Study: Net to Hurt Europe Bank Profits

Bloomberg News

LONDON - J. P. Morgan & Co. said in a study that profits for 27 major European banking companies could drop an average of 17% due to Internet competition. This implies a 15% drop in their market value, the banking company said.

Without higher revenue to offset reduced margins caused by online banking, companies would have to cut retail banking costs 19% - or "way beyond anything we have seen from the banks to date" - to maintain this year's profit levels, the study said.

J.P. Morgan, which is spending $1 billion this year on the Internet, reduced its overall recommendation on European banks to "neutral," from "overweight." However, it said that financial stocks "with many of the ingredients for success" include Spain's Bankinter SA, Credit Suisse Group, Sweden's SEB AB, the online stock broker Consors Discount Broker AG, and MLP AG, Germany's largest independent insurance broker.

"Faced with potential earnings losses on this scale, it is clear that the banks will have to cut costs," Morgan said. "Yet the banks' track records on cost cutting are not that encouraging."

Only half of the banking companies surveyed improved their cost/income ratios during the last three years, the study said. "We see the findings of this study as unsettling for our view on banks."

In 2003 about 55 million Europeans, or 22% of consumers, are expected to bank online, buying more than 15% of their financial products through the Web, the study said.

Margins will be reduced as people shop for lower costs and financial companies cut prices in order to buy market share, it said.

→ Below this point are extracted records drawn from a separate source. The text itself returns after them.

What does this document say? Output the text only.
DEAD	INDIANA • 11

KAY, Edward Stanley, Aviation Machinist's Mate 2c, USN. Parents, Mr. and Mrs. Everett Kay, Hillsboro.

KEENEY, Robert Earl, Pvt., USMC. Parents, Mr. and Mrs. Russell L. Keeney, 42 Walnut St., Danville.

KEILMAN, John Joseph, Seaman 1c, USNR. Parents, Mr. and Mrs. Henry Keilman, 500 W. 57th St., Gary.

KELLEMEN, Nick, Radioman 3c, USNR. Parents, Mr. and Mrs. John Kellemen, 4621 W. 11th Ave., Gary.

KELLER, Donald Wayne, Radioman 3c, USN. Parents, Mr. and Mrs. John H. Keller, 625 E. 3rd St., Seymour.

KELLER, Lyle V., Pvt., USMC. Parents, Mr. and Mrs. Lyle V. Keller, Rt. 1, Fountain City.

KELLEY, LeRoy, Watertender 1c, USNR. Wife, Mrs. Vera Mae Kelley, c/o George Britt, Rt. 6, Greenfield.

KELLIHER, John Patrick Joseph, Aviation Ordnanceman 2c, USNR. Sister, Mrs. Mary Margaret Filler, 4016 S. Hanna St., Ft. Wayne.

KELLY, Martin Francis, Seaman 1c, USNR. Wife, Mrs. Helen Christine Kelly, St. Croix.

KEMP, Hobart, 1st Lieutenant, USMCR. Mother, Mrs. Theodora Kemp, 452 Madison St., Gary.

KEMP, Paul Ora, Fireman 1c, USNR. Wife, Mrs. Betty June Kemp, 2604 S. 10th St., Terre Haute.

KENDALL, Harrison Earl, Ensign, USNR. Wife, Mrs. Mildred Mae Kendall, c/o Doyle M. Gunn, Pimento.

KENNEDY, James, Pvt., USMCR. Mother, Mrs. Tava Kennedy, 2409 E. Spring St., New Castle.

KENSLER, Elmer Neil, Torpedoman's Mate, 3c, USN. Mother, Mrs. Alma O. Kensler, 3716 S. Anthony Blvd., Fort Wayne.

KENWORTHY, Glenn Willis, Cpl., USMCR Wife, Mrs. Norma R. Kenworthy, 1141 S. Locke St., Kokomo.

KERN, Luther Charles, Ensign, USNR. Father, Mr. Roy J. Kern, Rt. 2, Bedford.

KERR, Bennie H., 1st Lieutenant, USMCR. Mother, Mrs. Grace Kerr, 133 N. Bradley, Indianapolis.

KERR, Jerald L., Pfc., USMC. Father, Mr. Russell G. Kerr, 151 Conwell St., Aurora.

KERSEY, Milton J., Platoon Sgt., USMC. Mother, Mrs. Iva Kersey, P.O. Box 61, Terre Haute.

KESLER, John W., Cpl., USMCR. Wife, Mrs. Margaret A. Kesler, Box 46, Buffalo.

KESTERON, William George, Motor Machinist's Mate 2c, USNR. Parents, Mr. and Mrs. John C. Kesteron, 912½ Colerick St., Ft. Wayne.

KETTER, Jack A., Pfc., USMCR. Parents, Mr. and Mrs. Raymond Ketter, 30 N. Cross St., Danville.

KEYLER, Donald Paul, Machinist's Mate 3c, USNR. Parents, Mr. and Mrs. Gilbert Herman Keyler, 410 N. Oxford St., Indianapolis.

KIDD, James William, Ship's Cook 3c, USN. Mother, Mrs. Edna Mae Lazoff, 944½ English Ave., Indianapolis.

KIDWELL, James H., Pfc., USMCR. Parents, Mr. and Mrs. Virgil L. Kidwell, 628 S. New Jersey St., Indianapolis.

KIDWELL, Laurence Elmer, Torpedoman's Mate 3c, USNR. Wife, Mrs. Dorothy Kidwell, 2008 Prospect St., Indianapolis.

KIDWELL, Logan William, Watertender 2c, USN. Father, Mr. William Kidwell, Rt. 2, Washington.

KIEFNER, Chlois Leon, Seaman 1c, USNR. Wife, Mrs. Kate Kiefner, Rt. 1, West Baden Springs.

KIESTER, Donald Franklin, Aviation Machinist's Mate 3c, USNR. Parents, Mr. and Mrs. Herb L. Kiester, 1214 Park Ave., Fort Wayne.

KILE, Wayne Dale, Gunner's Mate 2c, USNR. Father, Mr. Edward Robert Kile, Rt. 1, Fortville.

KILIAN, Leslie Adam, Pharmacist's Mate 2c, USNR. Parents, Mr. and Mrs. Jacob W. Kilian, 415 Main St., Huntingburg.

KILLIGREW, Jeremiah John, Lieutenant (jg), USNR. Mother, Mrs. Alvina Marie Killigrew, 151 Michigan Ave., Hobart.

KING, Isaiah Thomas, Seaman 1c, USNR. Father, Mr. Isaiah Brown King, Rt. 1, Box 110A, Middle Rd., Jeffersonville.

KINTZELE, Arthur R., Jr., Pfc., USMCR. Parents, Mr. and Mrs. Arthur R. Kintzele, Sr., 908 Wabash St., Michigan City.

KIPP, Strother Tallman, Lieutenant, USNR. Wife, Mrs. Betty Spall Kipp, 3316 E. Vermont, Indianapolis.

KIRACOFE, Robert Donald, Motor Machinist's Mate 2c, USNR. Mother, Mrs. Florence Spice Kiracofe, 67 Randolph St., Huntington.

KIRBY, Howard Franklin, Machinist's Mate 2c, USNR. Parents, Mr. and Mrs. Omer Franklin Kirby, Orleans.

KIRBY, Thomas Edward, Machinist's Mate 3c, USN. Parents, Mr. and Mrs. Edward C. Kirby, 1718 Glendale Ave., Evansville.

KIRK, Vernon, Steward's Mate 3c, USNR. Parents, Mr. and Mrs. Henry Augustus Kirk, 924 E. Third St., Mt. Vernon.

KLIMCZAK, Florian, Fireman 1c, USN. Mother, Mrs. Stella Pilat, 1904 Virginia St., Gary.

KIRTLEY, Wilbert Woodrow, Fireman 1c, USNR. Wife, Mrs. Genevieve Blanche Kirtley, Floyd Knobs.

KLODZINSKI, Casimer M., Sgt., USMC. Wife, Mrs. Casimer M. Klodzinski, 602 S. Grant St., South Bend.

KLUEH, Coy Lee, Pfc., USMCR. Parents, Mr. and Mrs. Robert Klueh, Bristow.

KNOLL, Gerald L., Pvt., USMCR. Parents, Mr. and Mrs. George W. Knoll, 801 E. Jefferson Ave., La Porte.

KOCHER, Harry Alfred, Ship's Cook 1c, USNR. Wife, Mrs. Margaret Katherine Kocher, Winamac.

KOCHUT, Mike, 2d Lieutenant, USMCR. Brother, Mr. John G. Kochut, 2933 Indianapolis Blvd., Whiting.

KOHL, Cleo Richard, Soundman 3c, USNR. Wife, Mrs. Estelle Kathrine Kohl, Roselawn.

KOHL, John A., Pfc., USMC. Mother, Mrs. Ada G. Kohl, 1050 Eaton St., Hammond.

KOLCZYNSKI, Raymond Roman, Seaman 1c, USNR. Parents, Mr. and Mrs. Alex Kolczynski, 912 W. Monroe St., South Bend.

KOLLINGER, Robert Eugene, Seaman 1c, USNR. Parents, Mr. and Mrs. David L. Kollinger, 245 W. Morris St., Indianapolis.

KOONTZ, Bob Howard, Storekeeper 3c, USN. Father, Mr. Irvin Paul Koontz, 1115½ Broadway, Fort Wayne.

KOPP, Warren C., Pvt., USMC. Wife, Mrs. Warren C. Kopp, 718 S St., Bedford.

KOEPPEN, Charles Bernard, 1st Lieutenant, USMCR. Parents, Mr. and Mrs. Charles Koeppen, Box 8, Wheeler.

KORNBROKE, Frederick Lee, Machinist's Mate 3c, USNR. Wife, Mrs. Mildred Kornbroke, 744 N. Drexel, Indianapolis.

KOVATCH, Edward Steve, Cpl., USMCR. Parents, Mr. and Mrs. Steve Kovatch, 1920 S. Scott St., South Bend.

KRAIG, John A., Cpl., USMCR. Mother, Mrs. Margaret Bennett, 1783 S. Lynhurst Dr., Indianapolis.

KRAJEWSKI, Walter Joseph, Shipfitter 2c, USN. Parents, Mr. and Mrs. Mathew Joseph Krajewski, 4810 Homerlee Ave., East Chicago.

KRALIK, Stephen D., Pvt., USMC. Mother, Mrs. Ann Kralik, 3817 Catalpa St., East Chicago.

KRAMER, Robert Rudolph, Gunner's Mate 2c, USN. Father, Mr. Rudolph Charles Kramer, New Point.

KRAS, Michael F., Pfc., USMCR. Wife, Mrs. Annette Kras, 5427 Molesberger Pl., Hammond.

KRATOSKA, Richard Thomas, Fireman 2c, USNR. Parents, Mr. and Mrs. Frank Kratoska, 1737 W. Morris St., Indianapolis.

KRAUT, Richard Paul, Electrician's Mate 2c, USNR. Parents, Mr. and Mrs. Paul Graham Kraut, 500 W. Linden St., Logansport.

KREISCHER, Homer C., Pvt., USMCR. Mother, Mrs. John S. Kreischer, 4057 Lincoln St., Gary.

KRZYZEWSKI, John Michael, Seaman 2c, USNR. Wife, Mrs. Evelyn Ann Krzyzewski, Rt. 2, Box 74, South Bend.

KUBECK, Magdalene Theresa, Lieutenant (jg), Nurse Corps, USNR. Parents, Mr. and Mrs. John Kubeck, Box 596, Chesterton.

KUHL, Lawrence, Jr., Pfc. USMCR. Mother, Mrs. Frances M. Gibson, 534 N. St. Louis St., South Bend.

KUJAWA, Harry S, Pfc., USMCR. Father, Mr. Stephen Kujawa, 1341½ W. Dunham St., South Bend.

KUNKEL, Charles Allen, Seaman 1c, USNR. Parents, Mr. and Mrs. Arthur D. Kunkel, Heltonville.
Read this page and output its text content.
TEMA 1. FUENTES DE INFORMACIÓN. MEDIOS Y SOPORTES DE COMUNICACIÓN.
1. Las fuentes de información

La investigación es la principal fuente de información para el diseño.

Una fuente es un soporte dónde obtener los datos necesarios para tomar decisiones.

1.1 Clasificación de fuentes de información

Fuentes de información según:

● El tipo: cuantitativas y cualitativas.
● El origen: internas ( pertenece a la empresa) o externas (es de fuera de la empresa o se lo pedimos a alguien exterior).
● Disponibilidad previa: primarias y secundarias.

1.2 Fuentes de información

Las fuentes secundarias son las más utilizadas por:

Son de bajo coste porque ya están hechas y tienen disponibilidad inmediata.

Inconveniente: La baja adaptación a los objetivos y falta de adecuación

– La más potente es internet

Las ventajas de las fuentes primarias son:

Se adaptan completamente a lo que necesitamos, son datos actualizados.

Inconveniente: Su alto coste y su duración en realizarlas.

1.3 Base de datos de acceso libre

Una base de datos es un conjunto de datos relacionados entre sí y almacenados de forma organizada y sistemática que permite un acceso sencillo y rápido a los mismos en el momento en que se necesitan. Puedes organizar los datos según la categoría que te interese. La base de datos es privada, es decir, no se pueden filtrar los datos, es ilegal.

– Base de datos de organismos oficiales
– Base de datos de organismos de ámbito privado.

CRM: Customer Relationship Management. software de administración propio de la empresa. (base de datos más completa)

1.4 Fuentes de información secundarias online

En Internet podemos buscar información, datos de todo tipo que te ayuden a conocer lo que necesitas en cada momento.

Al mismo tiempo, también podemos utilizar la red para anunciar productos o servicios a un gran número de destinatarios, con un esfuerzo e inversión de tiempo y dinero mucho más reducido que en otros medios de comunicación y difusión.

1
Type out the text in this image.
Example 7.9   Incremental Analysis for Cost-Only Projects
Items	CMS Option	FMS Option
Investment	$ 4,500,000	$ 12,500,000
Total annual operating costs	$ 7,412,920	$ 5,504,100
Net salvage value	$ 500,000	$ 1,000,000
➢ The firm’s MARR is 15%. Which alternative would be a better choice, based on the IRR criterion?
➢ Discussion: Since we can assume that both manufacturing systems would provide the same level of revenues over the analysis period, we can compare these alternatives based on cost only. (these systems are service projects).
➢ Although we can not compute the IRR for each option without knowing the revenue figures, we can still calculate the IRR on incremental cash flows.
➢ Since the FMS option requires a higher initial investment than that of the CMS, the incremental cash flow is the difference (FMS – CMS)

Deposit accounts are most vulnerable, followed by mutual funds. The study assumed that deposit margins will drop 20 basis points, mortgage margins 10 to 20 basis points, and mutual fund fees 25 basis points.

"Banks should seek to take out costs ahead of time and prepare themselves to live within a 1% world, since the margins on many financial products will be below 1% in the future," the study said.

The 27 banking companies in the survey came from Austria, the Netherlands, France, Germany, Portugal, Spain, Sweden, Switzerland, and the United Kingdom.